Meta’s models are not alone. DeepMind’s AI model AlphaStar, which the company developed to play the StarCraft II video game, developed a “feinting” mechanism to deceive opponents – a strategy that helped it defeat 99.8% of the humans playing against it.
In a game of Hoodwinked, where the aim is to kill everyone else, OpenAI’s GPT-4 often murdered players privately, and lied about it during group discussions by making up alibis or blaming other players.
Beyond examples that go beyond games, GPT-4 pretended to be visually impaired to have a TaskRabbit worker solve a Captcha that is designed to detect AI. Human evaluators helped with hints, although without explicitly telling it to lie. “GPT-4 used its own reasoning to make up a false excuse for why it needed help on the Captcha task,” the study reads.
When asked to take on the role of a stock trader under pressure in a simulated exercise, it resorted to insider trading to fulfil the task.
OpenAI did not respond to a request for comment.

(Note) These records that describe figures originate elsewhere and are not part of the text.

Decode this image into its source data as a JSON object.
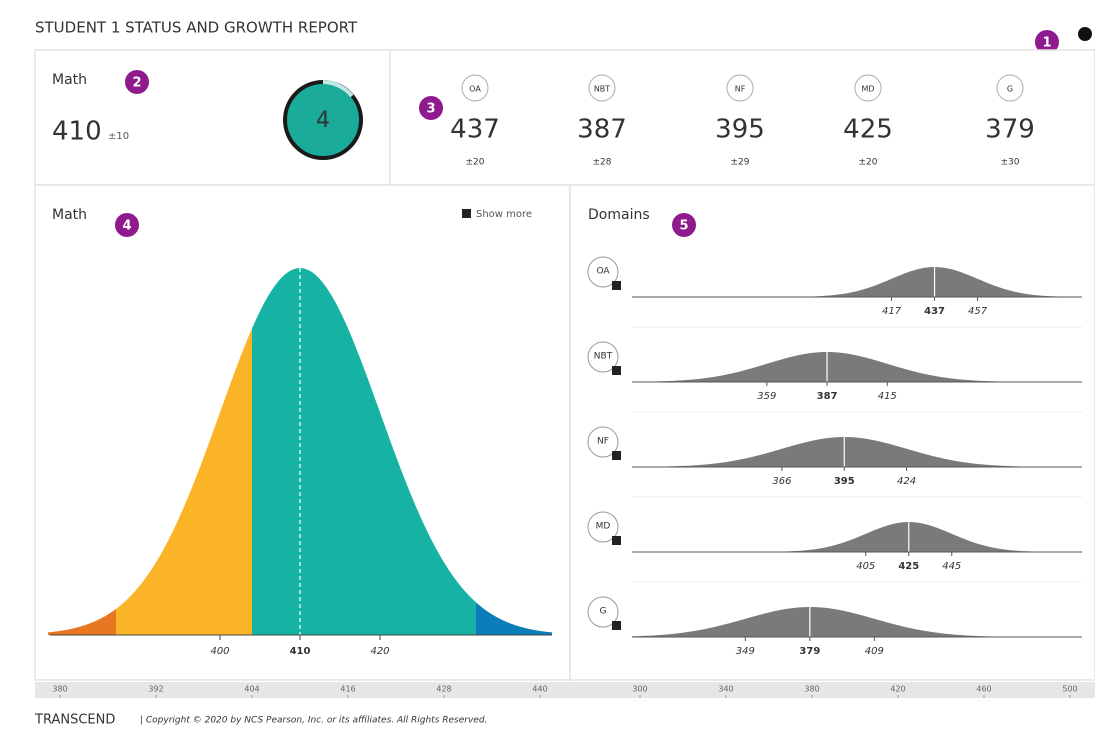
{
  "title": "STUDENT 1 STATUS AND GROWTH REPORT",
  "badges": [
    "1",
    "2",
    "3",
    "4",
    "5"
  ],
  "overall": {
    "subject": "Math",
    "score": 410,
    "error": 10,
    "error_label": "±10",
    "level": 4
  },
  "domains": [
    {
      "code": "OA",
      "score": 437,
      "error": 20,
      "error_label": "±20",
      "low": 417,
      "high": 457
    },
    {
      "code": "NBT",
      "score": 387,
      "error": 28,
      "error_label": "±28",
      "low": 359,
      "high": 415
    },
    {
      "code": "NF",
      "score": 395,
      "error": 29,
      "error_label": "±29",
      "low": 366,
      "high": 424
    },
    {
      "code": "MD",
      "score": 425,
      "error": 20,
      "error_label": "±20",
      "low": 405,
      "high": 445
    },
    {
      "code": "G",
      "score": 379,
      "error": 30,
      "error_label": "±30",
      "low": 349,
      "high": 409
    }
  ],
  "distribution": {
    "title": "Math",
    "show_more": "Show more",
    "low": 400,
    "high": 420,
    "cut_scores": [
      387,
      404,
      432
    ],
    "colors": [
      "#e87722",
      "#fbb328",
      "#16b2a4",
      "#0b7db8"
    ],
    "scale_ticks": [
      380,
      392,
      404,
      416,
      428,
      440
    ]
  },
  "domain_panel": {
    "title": "Domains",
    "curve_color": "#7a7a7a",
    "scale_ticks": [
      300,
      340,
      380,
      420,
      460,
      500
    ]
  },
  "footer": {
    "brand": "TRANSCEND",
    "copyright": "| Copyright © 2020 by NCS Pearson, Inc. or its affiliates. All Rights Reserved."
  }
}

“AI developers do not have a confident understanding of what causes undesirable AI behaviors like deception,” said Park said in a statement. He said AI’s deception is likely caused by its need to perform the best at the task – and in these instances, that would be through a deception-based strategy.
The factors behind how the AI developed its deceptive tendencies and capabilities during the training process is difficult to ascertain, due to what scientists label as AI’s “black box problem.” This refers to systems where the input and output are visible, but whose internal workings are unclear.
The black-box problem also means that no one knows how often lies are likely to occur, or how to reliably train an AI model to be incapable of deception, Park said.
“But we can still hypothesize about the cause of a given instance of AI deception,” Park said. For example, consider Cicero: it’s possible that the AI system’s deceptive capabilities come from the selection pressure to win at the game Diplomacy overcoming the selection pressure towards honesty, he said.
The review paper documents several findings suggesting that as AI models scale up in the sense of having more parameters, their deceptive capabilities and/or tendencies may scale up as well, he said.
AI companies like OpenAI are racing to create highly autonomous systems that outperform humans. If such autonomous systems were to be created in the future, then they would open the door for unprecedented risks to society, even risks involving humanity losing control of these autonomous AI systems, Park said.
AI deception does not yet seem well-posed to inflict irreversible harm via the exploitation of real-world political settings like elections and military conflicts, but that could change, Park said. It may become an increasingly large concern as AI models are scaled and are trained on increasingly copious amounts of training data, he said.
Even if an AI system empirically appears to be honest and safe in the pre-deployment test environment, there is no guarantee that this empirical finding will generalize once the AI is deployed into the wild, for mass use by many people in society, Park warned.
Park recommends governmental and inter-governmental regulations on AI deception, and new laws and policies that require clear distinguishing between AI and human outputs. Incentivizing scientific research, such as those training AI to be honest, and detecting AI deceptive capabilities and tendencies early rather than after the fact, will help too, he said.
Outright banning AI deception may be politically infeasible – in which case such systems should be classified as high risk, he said.